The plot is, of course, much more complicated than this brief outline I have given. It deals with many themes which Warner addresses superbly. Clearly, the issue of exile, immigration and refugees is key. Leto and her children are exiles, immigrants and refugees (as well as victims of war and male brutality) over a period of many years. It is also a feminist approach because clearly Leto, as a woman, struggles and suffers simply because she is a woman. From the mythological period, when she is stoned for having illegitimate children (let us not forget that she was raped) to the present day when she has to work as a petty thief and prostitute to keep herself and her daughter, while looking for her son, we can see that, particularly in times of war and political upheaval, it is all too often women that are the main victims.
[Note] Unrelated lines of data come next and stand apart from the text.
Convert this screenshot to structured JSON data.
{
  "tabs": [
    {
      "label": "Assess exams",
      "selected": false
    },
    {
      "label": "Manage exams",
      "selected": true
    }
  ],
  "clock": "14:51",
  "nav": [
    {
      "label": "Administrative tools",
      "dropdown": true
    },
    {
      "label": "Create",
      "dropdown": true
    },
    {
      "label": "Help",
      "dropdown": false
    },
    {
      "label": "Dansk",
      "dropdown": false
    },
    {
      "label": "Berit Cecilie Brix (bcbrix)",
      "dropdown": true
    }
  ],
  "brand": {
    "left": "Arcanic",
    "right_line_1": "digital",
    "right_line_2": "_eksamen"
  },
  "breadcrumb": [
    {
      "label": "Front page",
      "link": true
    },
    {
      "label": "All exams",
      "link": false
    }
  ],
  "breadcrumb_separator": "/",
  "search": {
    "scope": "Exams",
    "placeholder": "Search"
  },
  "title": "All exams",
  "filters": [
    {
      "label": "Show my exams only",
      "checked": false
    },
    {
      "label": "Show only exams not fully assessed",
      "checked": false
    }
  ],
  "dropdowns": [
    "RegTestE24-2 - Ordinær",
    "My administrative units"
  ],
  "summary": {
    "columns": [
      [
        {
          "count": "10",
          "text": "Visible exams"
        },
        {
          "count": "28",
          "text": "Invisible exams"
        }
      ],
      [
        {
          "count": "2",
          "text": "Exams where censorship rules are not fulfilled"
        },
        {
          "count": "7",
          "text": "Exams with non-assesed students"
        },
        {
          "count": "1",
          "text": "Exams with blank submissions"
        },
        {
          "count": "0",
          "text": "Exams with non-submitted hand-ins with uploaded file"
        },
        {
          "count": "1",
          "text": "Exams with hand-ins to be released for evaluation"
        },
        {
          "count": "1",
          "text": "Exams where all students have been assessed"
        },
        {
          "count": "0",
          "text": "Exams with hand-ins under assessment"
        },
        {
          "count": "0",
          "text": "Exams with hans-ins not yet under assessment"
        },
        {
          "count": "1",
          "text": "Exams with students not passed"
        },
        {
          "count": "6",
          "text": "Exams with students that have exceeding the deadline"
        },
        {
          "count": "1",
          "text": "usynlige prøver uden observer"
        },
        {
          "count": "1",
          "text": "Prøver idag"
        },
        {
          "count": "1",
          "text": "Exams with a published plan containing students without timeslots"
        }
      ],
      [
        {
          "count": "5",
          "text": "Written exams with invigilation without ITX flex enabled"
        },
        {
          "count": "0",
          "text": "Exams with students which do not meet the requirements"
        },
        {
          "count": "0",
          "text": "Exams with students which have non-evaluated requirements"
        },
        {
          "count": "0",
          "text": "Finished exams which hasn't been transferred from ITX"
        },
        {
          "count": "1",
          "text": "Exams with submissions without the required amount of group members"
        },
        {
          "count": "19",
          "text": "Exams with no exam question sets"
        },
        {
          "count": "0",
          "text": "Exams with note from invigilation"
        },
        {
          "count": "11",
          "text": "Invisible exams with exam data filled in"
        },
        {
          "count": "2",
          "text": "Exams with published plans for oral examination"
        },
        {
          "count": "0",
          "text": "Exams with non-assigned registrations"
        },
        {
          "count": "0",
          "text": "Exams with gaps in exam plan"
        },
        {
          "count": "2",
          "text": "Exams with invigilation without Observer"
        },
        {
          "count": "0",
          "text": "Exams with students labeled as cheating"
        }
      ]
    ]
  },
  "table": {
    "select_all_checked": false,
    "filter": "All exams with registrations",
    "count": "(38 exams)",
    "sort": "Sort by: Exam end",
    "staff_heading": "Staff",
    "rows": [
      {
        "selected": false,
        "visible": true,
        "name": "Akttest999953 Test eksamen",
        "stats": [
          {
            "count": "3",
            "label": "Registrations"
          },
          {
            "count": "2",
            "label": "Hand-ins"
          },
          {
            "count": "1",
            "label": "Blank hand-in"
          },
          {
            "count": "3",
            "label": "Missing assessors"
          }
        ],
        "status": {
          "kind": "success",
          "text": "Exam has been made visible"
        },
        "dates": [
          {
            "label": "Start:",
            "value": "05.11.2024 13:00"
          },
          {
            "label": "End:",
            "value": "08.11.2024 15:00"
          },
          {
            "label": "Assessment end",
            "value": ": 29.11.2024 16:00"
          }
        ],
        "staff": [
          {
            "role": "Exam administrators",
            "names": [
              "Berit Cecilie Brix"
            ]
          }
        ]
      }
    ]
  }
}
Warner is also concerned with the nature of national identity. It is interesting that the leader of the movement about a renewed Albion is, in fact, an immigrant from Tirzah though adopted by Albion parents. Religion is also key though Warner appears to have ambiguous views about religion. Religious conflicts have riven the world, drenched populations in blood – here, in this country, as well as in the larger communities we inhabit. But human beings need religious sentiment. The crucial question is not to make any particular religion, faith or creed the basis of the identity of the nation. That’s why we need a new secular faith, a church so broad that everyone can belong, says one character. Whether the cult of an individual – be it Leto or, as Warner mentions on more than one occasion, Princess Diana – is the answer is left unclear
However, there is much more to Warner’s novel which I cannot convey in a short review. There are complicated plots and sub-plots, a host of rich ideas and many diverse characters, good, bad and in-between. Though the novel is in print in the UK, it it not as well-known as it should be. This may, in part, be because readers do not take to what we might call the fantasy elements – the use of myth, legend and, in this novel, schoolyard games and rhymes – but this should not put you off as this really is a very fine novel that deserves to be much better known.